OSLO: As speculation mounts ahead of Friday's Nobel Peace Prize announcement, observers suggest the committee may sound the alarm over the war in Ukraine or climate change.

The prize experts are split over who will get it.

One camp thinks that this year's award winner will be a critique of Russian President Vladimir Putin's invasion of Ukraine.

The urgent need to combat global warming is what is said by the other.

With a total of 343 top secret nominations this year, the five members of the Norwegian Nobel CommitteeNobel Committee could surprise experts and go with a completely different pick.

Henrik Urdal, director of the Peace Research Institute Oslo PRIO, said the Belarusian opposition leader Svetlana Tikhanovskaya and the jailed Kremlin critic Alexei Navalny deserve to win the prestigious honor together.

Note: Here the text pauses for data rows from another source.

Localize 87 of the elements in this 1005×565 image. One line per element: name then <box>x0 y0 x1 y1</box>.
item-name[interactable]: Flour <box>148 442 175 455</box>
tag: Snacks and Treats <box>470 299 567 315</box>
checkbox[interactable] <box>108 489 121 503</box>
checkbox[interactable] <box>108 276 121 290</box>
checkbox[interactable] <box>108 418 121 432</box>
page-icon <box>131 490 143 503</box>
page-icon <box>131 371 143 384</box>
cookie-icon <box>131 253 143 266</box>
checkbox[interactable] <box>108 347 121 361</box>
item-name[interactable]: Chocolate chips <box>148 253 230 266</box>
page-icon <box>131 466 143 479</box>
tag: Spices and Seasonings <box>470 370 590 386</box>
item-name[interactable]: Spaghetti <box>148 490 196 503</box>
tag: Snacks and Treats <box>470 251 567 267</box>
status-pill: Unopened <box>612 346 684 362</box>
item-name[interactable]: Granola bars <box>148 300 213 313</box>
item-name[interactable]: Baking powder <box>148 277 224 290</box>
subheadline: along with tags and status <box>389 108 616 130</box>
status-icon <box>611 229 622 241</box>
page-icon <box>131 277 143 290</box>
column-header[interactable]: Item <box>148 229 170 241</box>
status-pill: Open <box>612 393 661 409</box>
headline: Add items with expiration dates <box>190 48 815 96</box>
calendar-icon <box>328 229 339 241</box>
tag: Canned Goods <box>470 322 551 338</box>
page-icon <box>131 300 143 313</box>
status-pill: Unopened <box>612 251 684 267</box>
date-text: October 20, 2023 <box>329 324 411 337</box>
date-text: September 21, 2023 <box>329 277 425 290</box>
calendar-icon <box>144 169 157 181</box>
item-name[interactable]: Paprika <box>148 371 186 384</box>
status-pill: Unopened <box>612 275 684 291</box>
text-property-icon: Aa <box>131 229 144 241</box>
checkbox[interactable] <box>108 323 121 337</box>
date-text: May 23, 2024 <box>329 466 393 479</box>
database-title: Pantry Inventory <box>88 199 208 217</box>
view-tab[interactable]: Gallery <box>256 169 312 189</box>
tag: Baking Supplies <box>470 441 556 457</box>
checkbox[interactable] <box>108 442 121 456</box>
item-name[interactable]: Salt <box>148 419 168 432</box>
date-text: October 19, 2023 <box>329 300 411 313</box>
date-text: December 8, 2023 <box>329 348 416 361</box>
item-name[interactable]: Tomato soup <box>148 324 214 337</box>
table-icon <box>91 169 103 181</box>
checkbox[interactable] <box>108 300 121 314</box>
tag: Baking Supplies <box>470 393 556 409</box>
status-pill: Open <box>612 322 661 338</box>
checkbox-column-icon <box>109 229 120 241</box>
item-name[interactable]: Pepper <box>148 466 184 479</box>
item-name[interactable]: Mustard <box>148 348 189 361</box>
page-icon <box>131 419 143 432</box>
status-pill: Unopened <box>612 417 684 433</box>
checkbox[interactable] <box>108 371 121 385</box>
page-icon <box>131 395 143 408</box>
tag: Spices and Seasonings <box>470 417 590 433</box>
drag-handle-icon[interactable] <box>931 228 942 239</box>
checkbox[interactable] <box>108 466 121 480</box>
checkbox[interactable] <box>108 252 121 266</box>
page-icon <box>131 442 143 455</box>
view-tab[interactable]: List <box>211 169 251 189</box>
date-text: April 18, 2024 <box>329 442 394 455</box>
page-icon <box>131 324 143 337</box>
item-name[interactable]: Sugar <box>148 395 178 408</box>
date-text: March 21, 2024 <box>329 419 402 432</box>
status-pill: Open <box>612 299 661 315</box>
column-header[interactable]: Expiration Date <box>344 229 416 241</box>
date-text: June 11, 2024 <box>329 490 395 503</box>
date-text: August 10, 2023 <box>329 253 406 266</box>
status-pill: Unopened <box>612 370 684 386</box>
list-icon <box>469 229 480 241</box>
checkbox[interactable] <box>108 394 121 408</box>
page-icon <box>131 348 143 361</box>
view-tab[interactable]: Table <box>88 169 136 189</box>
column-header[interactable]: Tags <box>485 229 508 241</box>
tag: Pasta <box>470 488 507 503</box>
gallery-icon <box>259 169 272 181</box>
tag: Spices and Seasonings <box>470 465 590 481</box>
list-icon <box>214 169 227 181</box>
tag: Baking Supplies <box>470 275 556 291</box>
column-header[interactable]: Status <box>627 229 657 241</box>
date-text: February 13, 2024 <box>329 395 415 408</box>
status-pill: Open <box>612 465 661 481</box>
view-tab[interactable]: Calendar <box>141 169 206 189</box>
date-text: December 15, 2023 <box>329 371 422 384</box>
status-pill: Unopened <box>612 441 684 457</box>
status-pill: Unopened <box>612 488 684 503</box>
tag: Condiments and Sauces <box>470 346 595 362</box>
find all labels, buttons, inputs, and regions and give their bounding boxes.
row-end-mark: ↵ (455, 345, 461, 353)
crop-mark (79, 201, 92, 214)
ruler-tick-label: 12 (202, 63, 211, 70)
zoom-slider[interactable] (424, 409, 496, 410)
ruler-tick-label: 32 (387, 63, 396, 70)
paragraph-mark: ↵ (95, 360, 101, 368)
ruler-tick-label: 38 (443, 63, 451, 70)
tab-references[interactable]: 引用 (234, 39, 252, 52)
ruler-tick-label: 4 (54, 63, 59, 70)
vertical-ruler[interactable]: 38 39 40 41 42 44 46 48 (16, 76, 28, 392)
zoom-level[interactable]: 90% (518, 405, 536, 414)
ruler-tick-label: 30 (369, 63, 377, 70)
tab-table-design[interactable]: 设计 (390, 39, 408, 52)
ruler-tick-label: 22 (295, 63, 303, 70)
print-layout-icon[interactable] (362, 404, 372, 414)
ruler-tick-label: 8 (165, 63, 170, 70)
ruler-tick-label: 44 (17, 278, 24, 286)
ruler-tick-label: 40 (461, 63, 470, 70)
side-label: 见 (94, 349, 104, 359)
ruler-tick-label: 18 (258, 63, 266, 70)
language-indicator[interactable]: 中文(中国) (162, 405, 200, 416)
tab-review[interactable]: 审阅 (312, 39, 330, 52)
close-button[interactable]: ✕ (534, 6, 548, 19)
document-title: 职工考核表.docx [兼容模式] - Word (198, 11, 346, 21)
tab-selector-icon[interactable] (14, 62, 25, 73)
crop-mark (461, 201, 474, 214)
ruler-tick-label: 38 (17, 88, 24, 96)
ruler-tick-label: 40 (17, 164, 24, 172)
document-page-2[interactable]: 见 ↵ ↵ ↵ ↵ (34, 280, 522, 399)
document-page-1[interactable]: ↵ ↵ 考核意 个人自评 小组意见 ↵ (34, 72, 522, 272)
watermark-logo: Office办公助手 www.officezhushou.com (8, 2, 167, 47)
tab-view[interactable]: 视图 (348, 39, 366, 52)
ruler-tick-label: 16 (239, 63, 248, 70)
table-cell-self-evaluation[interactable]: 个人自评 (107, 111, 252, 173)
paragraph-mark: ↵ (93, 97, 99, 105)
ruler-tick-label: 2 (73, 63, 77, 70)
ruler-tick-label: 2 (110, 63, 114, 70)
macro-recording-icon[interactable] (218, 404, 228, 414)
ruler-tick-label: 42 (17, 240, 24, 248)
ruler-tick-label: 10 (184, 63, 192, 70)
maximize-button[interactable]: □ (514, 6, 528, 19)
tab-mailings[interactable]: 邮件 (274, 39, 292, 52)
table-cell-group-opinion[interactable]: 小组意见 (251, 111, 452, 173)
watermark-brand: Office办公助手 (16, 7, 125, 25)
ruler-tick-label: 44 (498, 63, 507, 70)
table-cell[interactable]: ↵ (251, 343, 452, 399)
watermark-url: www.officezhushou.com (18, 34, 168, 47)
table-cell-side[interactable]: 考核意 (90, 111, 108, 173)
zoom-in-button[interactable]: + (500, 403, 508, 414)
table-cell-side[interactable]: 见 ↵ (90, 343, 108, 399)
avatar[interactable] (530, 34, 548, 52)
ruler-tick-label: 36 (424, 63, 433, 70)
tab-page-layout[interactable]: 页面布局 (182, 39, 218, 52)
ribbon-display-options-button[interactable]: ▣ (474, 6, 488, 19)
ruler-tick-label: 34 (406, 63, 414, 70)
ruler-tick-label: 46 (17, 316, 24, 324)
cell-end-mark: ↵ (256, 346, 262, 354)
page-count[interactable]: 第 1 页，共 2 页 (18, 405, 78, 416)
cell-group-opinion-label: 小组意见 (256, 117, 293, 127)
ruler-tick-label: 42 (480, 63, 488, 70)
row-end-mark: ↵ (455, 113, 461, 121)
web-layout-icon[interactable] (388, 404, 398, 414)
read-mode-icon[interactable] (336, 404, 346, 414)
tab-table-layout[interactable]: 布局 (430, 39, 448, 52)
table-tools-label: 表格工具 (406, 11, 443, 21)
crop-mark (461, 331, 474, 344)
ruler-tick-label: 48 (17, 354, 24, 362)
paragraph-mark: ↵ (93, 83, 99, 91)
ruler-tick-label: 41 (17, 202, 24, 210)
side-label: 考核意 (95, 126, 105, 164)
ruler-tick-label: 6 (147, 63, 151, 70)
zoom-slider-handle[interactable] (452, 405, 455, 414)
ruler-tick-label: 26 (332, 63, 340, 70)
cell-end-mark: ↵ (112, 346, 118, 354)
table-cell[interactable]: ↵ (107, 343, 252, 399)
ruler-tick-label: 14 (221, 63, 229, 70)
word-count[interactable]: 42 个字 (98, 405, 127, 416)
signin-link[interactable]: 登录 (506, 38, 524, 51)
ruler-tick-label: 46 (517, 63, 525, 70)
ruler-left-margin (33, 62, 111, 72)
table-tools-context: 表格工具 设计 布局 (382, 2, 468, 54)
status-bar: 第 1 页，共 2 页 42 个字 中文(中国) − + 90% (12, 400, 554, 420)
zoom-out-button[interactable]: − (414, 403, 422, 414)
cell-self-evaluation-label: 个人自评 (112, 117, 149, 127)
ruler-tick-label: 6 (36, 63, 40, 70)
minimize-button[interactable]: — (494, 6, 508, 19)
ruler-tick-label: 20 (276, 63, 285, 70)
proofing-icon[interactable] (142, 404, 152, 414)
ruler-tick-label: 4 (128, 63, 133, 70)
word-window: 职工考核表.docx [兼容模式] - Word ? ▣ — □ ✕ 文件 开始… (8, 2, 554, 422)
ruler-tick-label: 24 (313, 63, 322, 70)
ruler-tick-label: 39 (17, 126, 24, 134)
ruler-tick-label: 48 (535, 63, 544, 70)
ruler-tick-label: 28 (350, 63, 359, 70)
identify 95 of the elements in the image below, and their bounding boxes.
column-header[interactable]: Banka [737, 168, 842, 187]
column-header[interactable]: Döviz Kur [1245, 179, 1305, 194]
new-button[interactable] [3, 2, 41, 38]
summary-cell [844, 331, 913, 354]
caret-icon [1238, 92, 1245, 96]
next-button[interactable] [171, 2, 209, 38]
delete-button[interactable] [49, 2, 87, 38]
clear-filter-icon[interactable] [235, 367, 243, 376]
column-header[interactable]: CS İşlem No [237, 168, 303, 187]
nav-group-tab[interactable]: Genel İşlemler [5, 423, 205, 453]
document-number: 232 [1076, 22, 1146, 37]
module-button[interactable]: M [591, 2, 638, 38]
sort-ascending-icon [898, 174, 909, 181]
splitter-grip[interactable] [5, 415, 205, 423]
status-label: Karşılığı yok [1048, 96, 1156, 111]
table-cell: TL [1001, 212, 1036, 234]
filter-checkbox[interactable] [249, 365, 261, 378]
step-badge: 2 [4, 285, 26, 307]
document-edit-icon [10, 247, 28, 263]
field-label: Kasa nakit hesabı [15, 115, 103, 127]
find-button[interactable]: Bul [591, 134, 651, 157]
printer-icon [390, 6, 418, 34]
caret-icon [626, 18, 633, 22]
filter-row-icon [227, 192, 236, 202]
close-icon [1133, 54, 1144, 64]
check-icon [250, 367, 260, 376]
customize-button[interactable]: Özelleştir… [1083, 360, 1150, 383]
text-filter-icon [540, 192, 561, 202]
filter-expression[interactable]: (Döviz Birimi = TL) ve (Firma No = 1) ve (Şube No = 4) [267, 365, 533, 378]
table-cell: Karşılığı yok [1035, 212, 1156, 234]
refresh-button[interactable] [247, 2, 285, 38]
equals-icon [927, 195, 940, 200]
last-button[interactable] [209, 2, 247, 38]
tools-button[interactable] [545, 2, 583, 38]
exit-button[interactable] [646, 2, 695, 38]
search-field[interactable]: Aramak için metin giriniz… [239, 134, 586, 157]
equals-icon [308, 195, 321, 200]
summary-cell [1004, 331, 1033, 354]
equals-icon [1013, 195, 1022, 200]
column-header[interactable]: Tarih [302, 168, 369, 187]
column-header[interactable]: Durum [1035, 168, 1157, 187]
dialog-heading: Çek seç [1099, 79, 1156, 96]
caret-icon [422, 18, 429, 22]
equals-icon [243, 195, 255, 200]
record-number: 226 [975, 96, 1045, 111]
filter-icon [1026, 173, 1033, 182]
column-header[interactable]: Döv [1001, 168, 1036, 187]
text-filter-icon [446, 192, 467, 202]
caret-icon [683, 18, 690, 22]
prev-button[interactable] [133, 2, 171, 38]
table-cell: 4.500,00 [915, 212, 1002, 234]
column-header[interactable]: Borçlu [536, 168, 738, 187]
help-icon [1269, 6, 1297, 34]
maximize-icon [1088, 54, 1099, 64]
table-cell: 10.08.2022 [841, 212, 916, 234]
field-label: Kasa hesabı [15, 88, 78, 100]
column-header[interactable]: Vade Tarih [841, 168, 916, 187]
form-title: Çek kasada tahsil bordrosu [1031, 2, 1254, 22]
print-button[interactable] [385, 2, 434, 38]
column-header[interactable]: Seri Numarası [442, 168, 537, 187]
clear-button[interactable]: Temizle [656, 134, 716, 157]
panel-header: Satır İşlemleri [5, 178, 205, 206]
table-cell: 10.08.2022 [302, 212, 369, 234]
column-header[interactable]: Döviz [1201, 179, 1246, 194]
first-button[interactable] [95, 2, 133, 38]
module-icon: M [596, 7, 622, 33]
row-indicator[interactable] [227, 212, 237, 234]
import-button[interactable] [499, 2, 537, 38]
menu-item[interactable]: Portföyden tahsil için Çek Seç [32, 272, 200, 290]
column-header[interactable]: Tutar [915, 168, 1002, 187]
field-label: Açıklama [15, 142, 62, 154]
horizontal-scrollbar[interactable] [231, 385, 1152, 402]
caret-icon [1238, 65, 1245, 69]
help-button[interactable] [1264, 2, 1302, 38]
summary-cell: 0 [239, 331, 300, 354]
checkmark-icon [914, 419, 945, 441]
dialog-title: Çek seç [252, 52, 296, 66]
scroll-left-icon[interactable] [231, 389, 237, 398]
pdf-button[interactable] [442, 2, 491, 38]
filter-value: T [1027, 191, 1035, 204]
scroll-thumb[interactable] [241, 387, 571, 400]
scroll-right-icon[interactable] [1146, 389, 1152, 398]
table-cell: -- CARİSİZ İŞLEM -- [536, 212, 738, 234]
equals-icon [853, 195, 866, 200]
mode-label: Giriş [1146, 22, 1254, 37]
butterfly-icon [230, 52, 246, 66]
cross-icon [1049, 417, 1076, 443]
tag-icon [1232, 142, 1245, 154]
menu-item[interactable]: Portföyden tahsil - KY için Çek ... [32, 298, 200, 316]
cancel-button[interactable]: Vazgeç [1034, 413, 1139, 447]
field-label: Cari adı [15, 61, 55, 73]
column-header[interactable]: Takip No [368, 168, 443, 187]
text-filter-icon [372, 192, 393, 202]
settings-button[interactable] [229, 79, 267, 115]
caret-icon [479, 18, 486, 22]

He said that they are both champions of non-violent pro-democracy activities within their own country.

Both Navalny and Tikhanovskaya have been strong opponents of the war in Ukraine. Since World War II, there has been a conflict between two countries so close to Oslo, the home of the Peace Prize.

The committee could give the Nobel to those documenting suspected war crimes in Ukraine, such as the International Criminal Court ICC or the digital investigative group Bellingcat, to make a statement against Putin's war.